The study, which was presented at a seminar hosted 19 April at the IDB in Washington, D.C., explores the potential impact of technology in global labor markets and identifies concrete actions countries can take to prepare for the changing nature of jobs and leverage the benefits of emerging technologies.

The Future of Work: Regional Perspectives analyzes the challenges and opportunities presented by artificial intelligence, machine learning, and robotics in what is known as the Fourth Industrial Revolution. Potential challenges include increased inequality and the elimination of jobs, as well as the high degree of uncertainty brought about by technological change and automation.

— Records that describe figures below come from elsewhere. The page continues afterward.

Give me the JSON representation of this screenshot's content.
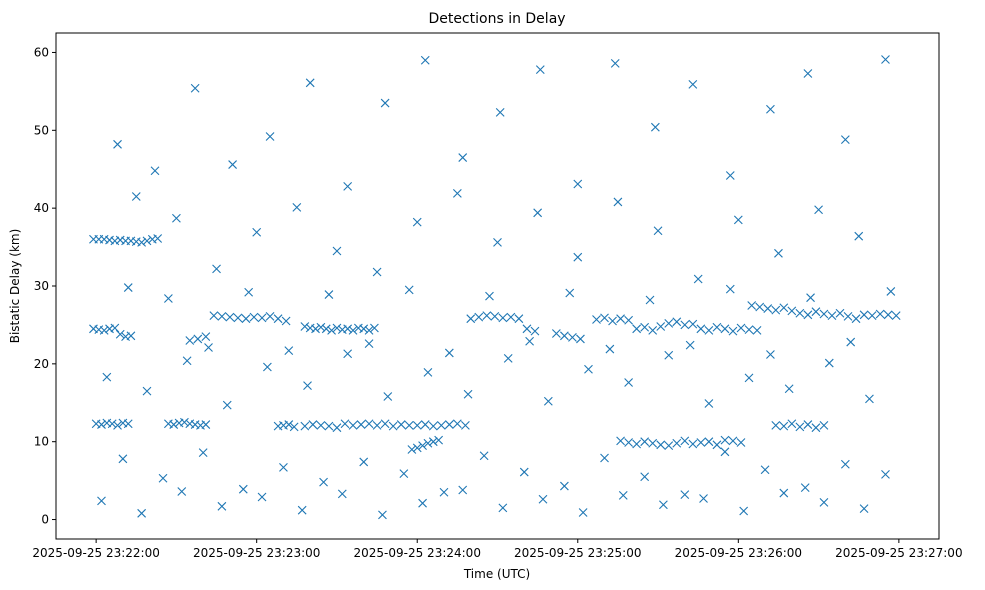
{
  "chart_data": {
    "type": "scatter",
    "title": "Detections in Delay",
    "xlabel": "Time (UTC)",
    "ylabel": "Bistatic Delay (km)",
    "marker": "x",
    "color": "#1f77b4",
    "grid": false,
    "x_unit": "UTC time",
    "xlim": [
      "2025-09-25 23:21:45",
      "2025-09-25 23:27:15"
    ],
    "ylim": [
      -2.5,
      62.5
    ],
    "x_ticks": [
      "2025-09-25 23:22:00",
      "2025-09-25 23:23:00",
      "2025-09-25 23:24:00",
      "2025-09-25 23:25:00",
      "2025-09-25 23:26:00",
      "2025-09-25 23:27:00"
    ],
    "y_ticks": [
      "0",
      "10",
      "20",
      "30",
      "40",
      "50",
      "60"
    ],
    "series": [
      {
        "x": [
          "2025-09-25 23:21:59",
          "2025-09-25 23:22:01",
          "2025-09-25 23:22:03",
          "2025-09-25 23:22:05",
          "2025-09-25 23:22:07",
          "2025-09-25 23:22:09",
          "2025-09-25 23:22:11",
          "2025-09-25 23:22:13",
          "2025-09-25 23:22:15",
          "2025-09-25 23:22:17",
          "2025-09-25 23:22:19",
          "2025-09-25 23:22:21",
          "2025-09-25 23:22:23",
          "2025-09-25 23:21:59",
          "2025-09-25 23:22:01",
          "2025-09-25 23:22:03",
          "2025-09-25 23:22:05",
          "2025-09-25 23:22:07",
          "2025-09-25 23:22:09",
          "2025-09-25 23:22:11",
          "2025-09-25 23:22:13",
          "2025-09-25 23:22:00",
          "2025-09-25 23:22:02",
          "2025-09-25 23:22:04",
          "2025-09-25 23:22:06",
          "2025-09-25 23:22:08",
          "2025-09-25 23:22:10",
          "2025-09-25 23:22:12",
          "2025-09-25 23:22:27",
          "2025-09-25 23:22:29",
          "2025-09-25 23:22:31",
          "2025-09-25 23:22:33",
          "2025-09-25 23:22:35",
          "2025-09-25 23:22:37",
          "2025-09-25 23:22:39",
          "2025-09-25 23:22:41",
          "2025-09-25 23:22:35",
          "2025-09-25 23:22:38",
          "2025-09-25 23:22:41",
          "2025-09-25 23:22:44",
          "2025-09-25 23:22:47",
          "2025-09-25 23:22:50",
          "2025-09-25 23:22:53",
          "2025-09-25 23:22:56",
          "2025-09-25 23:22:59",
          "2025-09-25 23:23:02",
          "2025-09-25 23:23:05",
          "2025-09-25 23:23:08",
          "2025-09-25 23:23:11",
          "2025-09-25 23:23:08",
          "2025-09-25 23:23:10",
          "2025-09-25 23:23:12",
          "2025-09-25 23:23:14",
          "2025-09-25 23:23:18",
          "2025-09-25 23:23:20",
          "2025-09-25 23:23:22",
          "2025-09-25 23:23:24",
          "2025-09-25 23:23:26",
          "2025-09-25 23:23:28",
          "2025-09-25 23:23:30",
          "2025-09-25 23:23:32",
          "2025-09-25 23:23:34",
          "2025-09-25 23:23:36",
          "2025-09-25 23:23:38",
          "2025-09-25 23:23:40",
          "2025-09-25 23:23:42",
          "2025-09-25 23:23:44",
          "2025-09-25 23:23:18",
          "2025-09-25 23:23:21",
          "2025-09-25 23:23:24",
          "2025-09-25 23:23:27",
          "2025-09-25 23:23:30",
          "2025-09-25 23:23:33",
          "2025-09-25 23:23:36",
          "2025-09-25 23:23:39",
          "2025-09-25 23:23:42",
          "2025-09-25 23:23:45",
          "2025-09-25 23:23:48",
          "2025-09-25 23:23:51",
          "2025-09-25 23:23:54",
          "2025-09-25 23:23:57",
          "2025-09-25 23:24:00",
          "2025-09-25 23:24:03",
          "2025-09-25 23:24:06",
          "2025-09-25 23:24:09",
          "2025-09-25 23:24:12",
          "2025-09-25 23:24:15",
          "2025-09-25 23:24:18",
          "2025-09-25 23:23:58",
          "2025-09-25 23:24:00",
          "2025-09-25 23:24:02",
          "2025-09-25 23:24:04",
          "2025-09-25 23:24:06",
          "2025-09-25 23:24:08",
          "2025-09-25 23:24:20",
          "2025-09-25 23:24:23",
          "2025-09-25 23:24:26",
          "2025-09-25 23:24:29",
          "2025-09-25 23:24:32",
          "2025-09-25 23:24:35",
          "2025-09-25 23:24:38",
          "2025-09-25 23:24:41",
          "2025-09-25 23:24:44",
          "2025-09-25 23:24:52",
          "2025-09-25 23:24:55",
          "2025-09-25 23:24:58",
          "2025-09-25 23:25:01",
          "2025-09-25 23:25:07",
          "2025-09-25 23:25:10",
          "2025-09-25 23:25:13",
          "2025-09-25 23:25:16",
          "2025-09-25 23:25:19",
          "2025-09-25 23:25:22",
          "2025-09-25 23:25:25",
          "2025-09-25 23:25:28",
          "2025-09-25 23:25:31",
          "2025-09-25 23:25:34",
          "2025-09-25 23:25:37",
          "2025-09-25 23:25:40",
          "2025-09-25 23:25:43",
          "2025-09-25 23:25:46",
          "2025-09-25 23:25:49",
          "2025-09-25 23:25:52",
          "2025-09-25 23:25:55",
          "2025-09-25 23:25:58",
          "2025-09-25 23:26:01",
          "2025-09-25 23:26:04",
          "2025-09-25 23:26:07",
          "2025-09-25 23:25:16",
          "2025-09-25 23:25:19",
          "2025-09-25 23:25:22",
          "2025-09-25 23:25:25",
          "2025-09-25 23:25:28",
          "2025-09-25 23:25:31",
          "2025-09-25 23:25:34",
          "2025-09-25 23:25:37",
          "2025-09-25 23:25:40",
          "2025-09-25 23:25:43",
          "2025-09-25 23:25:46",
          "2025-09-25 23:25:49",
          "2025-09-25 23:25:52",
          "2025-09-25 23:25:55",
          "2025-09-25 23:25:58",
          "2025-09-25 23:26:01",
          "2025-09-25 23:26:05",
          "2025-09-25 23:26:08",
          "2025-09-25 23:26:11",
          "2025-09-25 23:26:14",
          "2025-09-25 23:26:17",
          "2025-09-25 23:26:20",
          "2025-09-25 23:26:23",
          "2025-09-25 23:26:26",
          "2025-09-25 23:26:29",
          "2025-09-25 23:26:32",
          "2025-09-25 23:26:35",
          "2025-09-25 23:26:38",
          "2025-09-25 23:26:41",
          "2025-09-25 23:26:44",
          "2025-09-25 23:26:47",
          "2025-09-25 23:26:50",
          "2025-09-25 23:26:53",
          "2025-09-25 23:26:56",
          "2025-09-25 23:26:59",
          "2025-09-25 23:26:14",
          "2025-09-25 23:26:17",
          "2025-09-25 23:26:20",
          "2025-09-25 23:26:23",
          "2025-09-25 23:26:26",
          "2025-09-25 23:26:29",
          "2025-09-25 23:26:32",
          "2025-09-25 23:22:08",
          "2025-09-25 23:22:22",
          "2025-09-25 23:22:37",
          "2025-09-25 23:22:51",
          "2025-09-25 23:23:05",
          "2025-09-25 23:23:20",
          "2025-09-25 23:23:34",
          "2025-09-25 23:23:48",
          "2025-09-25 23:24:03",
          "2025-09-25 23:24:17",
          "2025-09-25 23:24:31",
          "2025-09-25 23:24:46",
          "2025-09-25 23:25:00",
          "2025-09-25 23:25:14",
          "2025-09-25 23:25:29",
          "2025-09-25 23:25:43",
          "2025-09-25 23:25:57",
          "2025-09-25 23:26:12",
          "2025-09-25 23:26:26",
          "2025-09-25 23:26:40",
          "2025-09-25 23:26:55",
          "2025-09-25 23:22:15",
          "2025-09-25 23:22:30",
          "2025-09-25 23:22:45",
          "2025-09-25 23:23:00",
          "2025-09-25 23:23:15",
          "2025-09-25 23:23:30",
          "2025-09-25 23:23:45",
          "2025-09-25 23:24:00",
          "2025-09-25 23:24:15",
          "2025-09-25 23:24:30",
          "2025-09-25 23:24:45",
          "2025-09-25 23:25:00",
          "2025-09-25 23:25:15",
          "2025-09-25 23:25:30",
          "2025-09-25 23:25:45",
          "2025-09-25 23:26:00",
          "2025-09-25 23:26:15",
          "2025-09-25 23:26:30",
          "2025-09-25 23:26:45",
          "2025-09-25 23:22:04",
          "2025-09-25 23:22:19",
          "2025-09-25 23:22:34",
          "2025-09-25 23:22:49",
          "2025-09-25 23:23:04",
          "2025-09-25 23:23:19",
          "2025-09-25 23:23:34",
          "2025-09-25 23:23:49",
          "2025-09-25 23:24:04",
          "2025-09-25 23:24:19",
          "2025-09-25 23:24:34",
          "2025-09-25 23:24:49",
          "2025-09-25 23:25:04",
          "2025-09-25 23:25:19",
          "2025-09-25 23:25:34",
          "2025-09-25 23:25:49",
          "2025-09-25 23:26:04",
          "2025-09-25 23:26:19",
          "2025-09-25 23:26:34",
          "2025-09-25 23:26:49",
          "2025-09-25 23:22:10",
          "2025-09-25 23:22:25",
          "2025-09-25 23:22:40",
          "2025-09-25 23:22:55",
          "2025-09-25 23:23:10",
          "2025-09-25 23:23:25",
          "2025-09-25 23:23:40",
          "2025-09-25 23:23:55",
          "2025-09-25 23:24:10",
          "2025-09-25 23:24:25",
          "2025-09-25 23:24:40",
          "2025-09-25 23:24:55",
          "2025-09-25 23:25:10",
          "2025-09-25 23:25:25",
          "2025-09-25 23:25:40",
          "2025-09-25 23:25:55",
          "2025-09-25 23:26:10",
          "2025-09-25 23:26:25",
          "2025-09-25 23:26:40",
          "2025-09-25 23:26:55",
          "2025-09-25 23:22:02",
          "2025-09-25 23:22:17",
          "2025-09-25 23:22:32",
          "2025-09-25 23:22:47",
          "2025-09-25 23:23:02",
          "2025-09-25 23:23:17",
          "2025-09-25 23:23:32",
          "2025-09-25 23:23:47",
          "2025-09-25 23:24:02",
          "2025-09-25 23:24:17",
          "2025-09-25 23:24:32",
          "2025-09-25 23:24:47",
          "2025-09-25 23:25:02",
          "2025-09-25 23:25:17",
          "2025-09-25 23:25:32",
          "2025-09-25 23:25:47",
          "2025-09-25 23:26:02",
          "2025-09-25 23:26:17",
          "2025-09-25 23:26:32",
          "2025-09-25 23:26:47",
          "2025-09-25 23:22:12",
          "2025-09-25 23:22:27",
          "2025-09-25 23:22:42",
          "2025-09-25 23:22:57",
          "2025-09-25 23:23:12",
          "2025-09-25 23:23:27",
          "2025-09-25 23:23:42",
          "2025-09-25 23:23:57",
          "2025-09-25 23:24:12",
          "2025-09-25 23:24:27",
          "2025-09-25 23:24:42",
          "2025-09-25 23:24:57",
          "2025-09-25 23:25:12",
          "2025-09-25 23:25:27",
          "2025-09-25 23:25:42",
          "2025-09-25 23:25:57",
          "2025-09-25 23:26:12",
          "2025-09-25 23:26:27",
          "2025-09-25 23:26:42",
          "2025-09-25 23:26:57"
        ],
        "y": [
          36.0,
          36.0,
          36.0,
          35.9,
          35.8,
          35.9,
          35.8,
          35.8,
          35.7,
          35.6,
          35.8,
          36.0,
          36.1,
          24.5,
          24.4,
          24.3,
          24.5,
          24.6,
          23.8,
          23.5,
          23.6,
          12.3,
          12.2,
          12.4,
          12.3,
          12.1,
          12.4,
          12.3,
          12.3,
          12.2,
          12.4,
          12.5,
          12.3,
          12.2,
          12.1,
          12.2,
          23.0,
          23.2,
          23.5,
          26.2,
          26.1,
          26.0,
          25.9,
          25.8,
          26.0,
          25.9,
          26.1,
          25.8,
          25.5,
          12.0,
          12.1,
          12.2,
          11.9,
          24.8,
          24.6,
          24.5,
          24.7,
          24.5,
          24.3,
          24.6,
          24.4,
          24.5,
          24.3,
          24.6,
          24.5,
          24.3,
          24.6,
          12.0,
          12.2,
          12.1,
          12.0,
          11.8,
          12.3,
          12.1,
          12.2,
          12.3,
          12.1,
          12.3,
          12.0,
          12.2,
          12.1,
          12.1,
          12.2,
          12.0,
          12.1,
          12.2,
          12.3,
          12.1,
          9.0,
          9.2,
          9.5,
          9.8,
          10.0,
          10.2,
          25.8,
          26.0,
          26.2,
          26.1,
          25.9,
          26.0,
          25.8,
          24.5,
          24.2,
          23.9,
          23.6,
          23.4,
          23.2,
          25.7,
          25.9,
          25.5,
          25.8,
          25.6,
          24.5,
          24.7,
          24.3,
          24.8,
          25.2,
          25.4,
          25.0,
          25.1,
          24.5,
          24.3,
          24.7,
          24.5,
          24.2,
          24.6,
          24.4,
          24.3,
          10.1,
          9.9,
          9.7,
          10.0,
          9.8,
          9.6,
          9.5,
          9.8,
          10.1,
          9.7,
          9.9,
          10.0,
          9.6,
          10.2,
          10.1,
          9.9,
          27.5,
          27.3,
          27.1,
          26.9,
          27.2,
          26.8,
          26.5,
          26.3,
          26.7,
          26.4,
          26.2,
          26.5,
          26.1,
          25.8,
          26.3,
          26.2,
          26.4,
          26.3,
          26.2,
          12.1,
          12.0,
          12.3,
          11.9,
          12.2,
          11.8,
          12.1,
          48.2,
          44.8,
          55.4,
          45.6,
          49.2,
          56.1,
          42.8,
          53.5,
          59.0,
          46.5,
          52.3,
          57.8,
          43.1,
          58.6,
          50.4,
          55.9,
          44.2,
          52.7,
          57.3,
          48.8,
          59.1,
          41.5,
          38.7,
          32.2,
          36.9,
          40.1,
          34.5,
          31.8,
          38.2,
          41.9,
          35.6,
          39.4,
          33.7,
          40.8,
          37.1,
          30.9,
          38.5,
          34.2,
          39.8,
          36.4,
          18.3,
          16.5,
          20.4,
          14.7,
          19.6,
          17.2,
          21.3,
          15.8,
          18.9,
          16.1,
          20.7,
          15.2,
          19.3,
          17.6,
          21.1,
          14.9,
          18.2,
          16.8,
          20.1,
          15.5,
          7.8,
          5.3,
          8.6,
          3.9,
          6.7,
          4.8,
          7.4,
          5.9,
          3.5,
          8.2,
          6.1,
          4.3,
          7.9,
          5.5,
          3.2,
          8.7,
          6.4,
          4.1,
          7.1,
          5.8,
          2.4,
          0.8,
          3.6,
          1.7,
          2.9,
          1.2,
          3.3,
          0.6,
          2.1,
          3.8,
          1.5,
          2.6,
          0.9,
          3.1,
          1.9,
          2.7,
          1.1,
          3.4,
          2.2,
          1.4,
          29.8,
          28.4,
          22.1,
          29.2,
          21.7,
          28.9,
          22.6,
          29.5,
          21.4,
          28.7,
          22.9,
          29.1,
          21.9,
          28.2,
          22.4,
          29.6,
          21.2,
          28.5,
          22.8,
          29.3
        ]
      }
    ]
  }
}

The greatest opportunities come from gains in economic growth that can result from increased productivity, efficiency, and lower operating costs.

The study includes chapters focusing on how new technological developments already are affecting labor markets in each region.

In the case of Asia and the Pacific, ADB research shows that even in the face of advances in areas such as robotics and artificial intelligence, there are compelling reasons to be optimistic about the region’s job prospects. New technologies often automate only some tasks of a job, not the whole. Moreover, job automation goes ahead only where it is both technically and economically feasible. Perhaps most importantly, rising demand—itself the result of the productivity benefits that new technologies bring—offsets job displacement driven by automation and contributes to the creation of new professions.

“ADB’s research shows that countries in Asia will fare well as new technology is introduced into the workplace, improving productivity, lowering production costs, and raising demand,” said Yasuyuki Sawada, ADB’s Chief Economist. “To ensure that everyone can benefit from new technologies, policymakers will need to pursue education reforms that promote lifelong learning, maintain labor market flexibility, strengthen social protection systems, and reduce income inequality.”

The publication was launched with a panel discussion featuring senior officials of the four regional development banks leading the study: Luis Alberto Moreno (IDB President), Charles O. Boamah (AfDB Senior Vice-President), Takehiko Nakao (ADB President), and Suma Chakrabarti (EBRD President). They were joined by Susan Lund (Lead of the McKinsey Global Institute) and Pagés, one of the co-authors.